D
Daniel Ganek
Marty said:My new DVD burner would not read or recognize CDs so I removed it from
my system for replacement. My system would not boot or even recognize
my hard drives. I removed one of my hard drives and put it into an
external USB case and was able to read it on my laptop. My conclusion
was that I had a motherboard failure. I replaced my Asrock K7S8X with
the Asrock K7VT6 (closest shipping model) and still had the boot
problem. Turned out that my drive was jumpered for Master w/ Slave
present and since I removed the DVD system would not recognize HD so I
jumpered HD to Master w/ no slave present. Now since I has the newer
motherboard installed I figured I would use it.
I ran Ghost to restore my last backup and system would not come up but
continue to reboot. After checking on Google I found out one cannot
expect XP to run after a major hardware change so I did a XP repair
from the XP CDs. The result - BSOD (Blue screen) on boot.

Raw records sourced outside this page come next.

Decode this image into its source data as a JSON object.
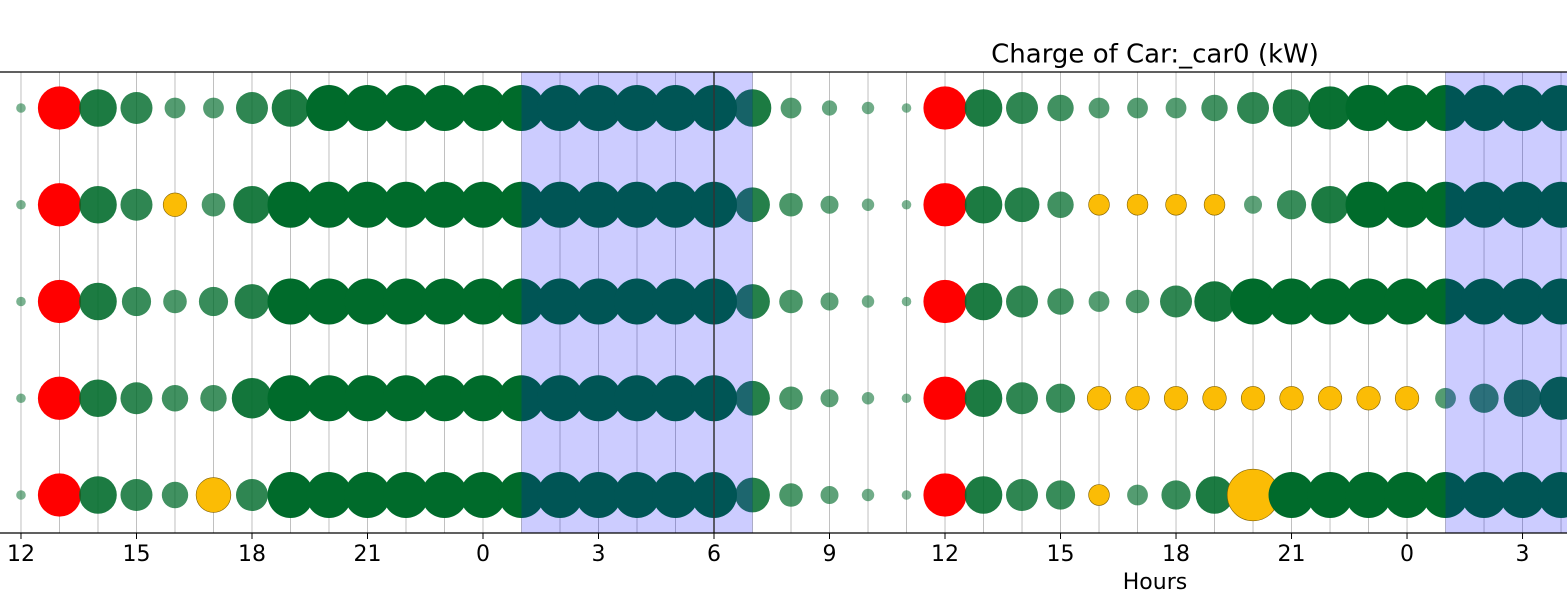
{
  "chart_data": {
    "type": "bubble",
    "title": "Charge of Car:_car0 (kW)",
    "xlabel": "Hours",
    "x": [
      0,
      1,
      2,
      3,
      4,
      5,
      6,
      7,
      8,
      9,
      10,
      11,
      12,
      13,
      14,
      15,
      16,
      17,
      18,
      19,
      20,
      21,
      22,
      23,
      24,
      25,
      26,
      27,
      28,
      29,
      30,
      31,
      32,
      33,
      34,
      35,
      36,
      37,
      38,
      39,
      40
    ],
    "xlim": [
      -0.545,
      40.155
    ],
    "xticks": [
      {
        "value": 0,
        "label": "12"
      },
      {
        "value": 3,
        "label": "15"
      },
      {
        "value": 6,
        "label": "18"
      },
      {
        "value": 9,
        "label": "21"
      },
      {
        "value": 12,
        "label": "0"
      },
      {
        "value": 15,
        "label": "3"
      },
      {
        "value": 18,
        "label": "6"
      },
      {
        "value": 21,
        "label": "9"
      },
      {
        "value": 24,
        "label": "12"
      },
      {
        "value": 27,
        "label": "15"
      },
      {
        "value": 30,
        "label": "18"
      },
      {
        "value": 33,
        "label": "21"
      },
      {
        "value": 36,
        "label": "0"
      },
      {
        "value": 39,
        "label": "3"
      }
    ],
    "grid": true,
    "spans": [
      [
        13,
        19
      ],
      [
        37,
        41
      ]
    ],
    "span_color": "#0000ff",
    "vline": 18,
    "series": [
      {
        "values": [
          1,
          7,
          6,
          5,
          3,
          3,
          5,
          6,
          7.5,
          7.5,
          7.5,
          7.5,
          7.5,
          7.5,
          7.5,
          7.5,
          7.5,
          7.5,
          7.5,
          6,
          3,
          2,
          1.5,
          1,
          7,
          6,
          5,
          4,
          3,
          3,
          3,
          4,
          5,
          6,
          7,
          7.5,
          7.5,
          7.5,
          7.5,
          7.5,
          7.5
        ],
        "colors": [
          "#006b2b",
          "#ff0000",
          "#006b2b",
          "#006b2b",
          "#006b2b",
          "#006b2b",
          "#006b2b",
          "#006b2b",
          "#006b2b",
          "#006b2b",
          "#006b2b",
          "#006b2b",
          "#006b2b",
          "#006b2b",
          "#006b2b",
          "#006b2b",
          "#006b2b",
          "#006b2b",
          "#006b2b",
          "#006b2b",
          "#006b2b",
          "#006b2b",
          "#006b2b",
          "#006b2b",
          "#ff0000",
          "#006b2b",
          "#006b2b",
          "#006b2b",
          "#006b2b",
          "#006b2b",
          "#006b2b",
          "#006b2b",
          "#006b2b",
          "#006b2b",
          "#006b2b",
          "#006b2b",
          "#006b2b",
          "#006b2b",
          "#006b2b",
          "#006b2b",
          "#006b2b"
        ]
      },
      {
        "values": [
          1,
          7,
          6,
          5,
          3.5,
          3.5,
          6,
          7.5,
          7.5,
          7.5,
          7.5,
          7.5,
          7.5,
          7.5,
          7.5,
          7.5,
          7.5,
          7.5,
          7.5,
          5.5,
          3.5,
          2.5,
          1.5,
          1,
          7,
          6,
          5.5,
          4,
          3,
          3,
          3,
          3,
          2.5,
          4.5,
          6,
          7.5,
          7.5,
          7.5,
          7.5,
          7.5,
          7.5
        ],
        "colors": [
          "#006b2b",
          "#ff0000",
          "#006b2b",
          "#006b2b",
          "#fbbc05",
          "#006b2b",
          "#006b2b",
          "#006b2b",
          "#006b2b",
          "#006b2b",
          "#006b2b",
          "#006b2b",
          "#006b2b",
          "#006b2b",
          "#006b2b",
          "#006b2b",
          "#006b2b",
          "#006b2b",
          "#006b2b",
          "#006b2b",
          "#006b2b",
          "#006b2b",
          "#006b2b",
          "#006b2b",
          "#ff0000",
          "#006b2b",
          "#006b2b",
          "#006b2b",
          "#fbbc05",
          "#fbbc05",
          "#fbbc05",
          "#fbbc05",
          "#006b2b",
          "#006b2b",
          "#006b2b",
          "#006b2b",
          "#006b2b",
          "#006b2b",
          "#006b2b",
          "#006b2b",
          "#006b2b"
        ]
      },
      {
        "values": [
          1,
          7,
          6,
          4.5,
          3.5,
          4.5,
          5.5,
          7.5,
          7.5,
          7.5,
          7.5,
          7.5,
          7.5,
          7.5,
          7.5,
          7.5,
          7.5,
          7.5,
          7.5,
          5.5,
          3.5,
          2.5,
          1.5,
          1,
          7,
          6,
          5,
          4,
          3,
          3.5,
          5,
          6.5,
          7.5,
          7.5,
          7.5,
          7.5,
          7.5,
          7.5,
          7.5,
          7.5,
          7.5
        ],
        "colors": [
          "#006b2b",
          "#ff0000",
          "#006b2b",
          "#006b2b",
          "#006b2b",
          "#006b2b",
          "#006b2b",
          "#006b2b",
          "#006b2b",
          "#006b2b",
          "#006b2b",
          "#006b2b",
          "#006b2b",
          "#006b2b",
          "#006b2b",
          "#006b2b",
          "#006b2b",
          "#006b2b",
          "#006b2b",
          "#006b2b",
          "#006b2b",
          "#006b2b",
          "#006b2b",
          "#006b2b",
          "#ff0000",
          "#006b2b",
          "#006b2b",
          "#006b2b",
          "#006b2b",
          "#006b2b",
          "#006b2b",
          "#006b2b",
          "#006b2b",
          "#006b2b",
          "#006b2b",
          "#006b2b",
          "#006b2b",
          "#006b2b",
          "#006b2b",
          "#006b2b",
          "#006b2b"
        ]
      },
      {
        "values": [
          1,
          7,
          6,
          5,
          4,
          4,
          6.5,
          7.5,
          7.5,
          7.5,
          7.5,
          7.5,
          7.5,
          7.5,
          7.5,
          7.5,
          7.5,
          7.5,
          7.5,
          5.5,
          3.5,
          2.5,
          1.5,
          1,
          7,
          6,
          5,
          4.5,
          3.5,
          3.5,
          3.5,
          3.5,
          3.5,
          3.5,
          3.5,
          3.5,
          3.5,
          3,
          4.5,
          6,
          7
        ],
        "colors": [
          "#006b2b",
          "#ff0000",
          "#006b2b",
          "#006b2b",
          "#006b2b",
          "#006b2b",
          "#006b2b",
          "#006b2b",
          "#006b2b",
          "#006b2b",
          "#006b2b",
          "#006b2b",
          "#006b2b",
          "#006b2b",
          "#006b2b",
          "#006b2b",
          "#006b2b",
          "#006b2b",
          "#006b2b",
          "#006b2b",
          "#006b2b",
          "#006b2b",
          "#006b2b",
          "#006b2b",
          "#ff0000",
          "#006b2b",
          "#006b2b",
          "#006b2b",
          "#fbbc05",
          "#fbbc05",
          "#fbbc05",
          "#fbbc05",
          "#fbbc05",
          "#fbbc05",
          "#fbbc05",
          "#fbbc05",
          "#fbbc05",
          "#006b2b",
          "#006b2b",
          "#006b2b",
          "#006b2b"
        ]
      },
      {
        "values": [
          1,
          7,
          6,
          5,
          4,
          5.5,
          5,
          7.5,
          7.5,
          7.5,
          7.5,
          7.5,
          7.5,
          7.5,
          7.5,
          7.5,
          7.5,
          7.5,
          7.5,
          5.5,
          3.5,
          2.5,
          1.5,
          1,
          7,
          6,
          5,
          4.5,
          3,
          3,
          4.5,
          6,
          8.5,
          7.5,
          7.5,
          7.5,
          7.5,
          7.5,
          7.5,
          7.5,
          7.5
        ],
        "colors": [
          "#006b2b",
          "#ff0000",
          "#006b2b",
          "#006b2b",
          "#006b2b",
          "#fbbc05",
          "#006b2b",
          "#006b2b",
          "#006b2b",
          "#006b2b",
          "#006b2b",
          "#006b2b",
          "#006b2b",
          "#006b2b",
          "#006b2b",
          "#006b2b",
          "#006b2b",
          "#006b2b",
          "#006b2b",
          "#006b2b",
          "#006b2b",
          "#006b2b",
          "#006b2b",
          "#006b2b",
          "#ff0000",
          "#006b2b",
          "#006b2b",
          "#006b2b",
          "#fbbc05",
          "#006b2b",
          "#006b2b",
          "#006b2b",
          "#fbbc05",
          "#006b2b",
          "#006b2b",
          "#006b2b",
          "#006b2b",
          "#006b2b",
          "#006b2b",
          "#006b2b",
          "#006b2b"
        ]
      }
    ]
  }
}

I went back to my old motherboard, ran Ghost and all is well. My
question is. If I want to, in the future, upgrade my system, what steps
should I do? What backup program would allow a restore to another
install of windows XP without me having to reinstall all my programs? I
was so content with Ghost until I had to use it (granted it worked in
the long run with the reinstallation of my motherboard).
I always use major HW updates as a good reason to reinstall windows.
It's unbelievable how much swill one accumulates over just one year.
I keep all my data (even MyDocuments) on another partition. Before I
reinstall I make an empty space on my disk big enough for XP (10-20GB)
using Partition Magic. I install XP and SP2 AND then connect to the internet.
Then I install and update just the apps I really need. Since my data
is in another partition I ready to go as soon as I reboot.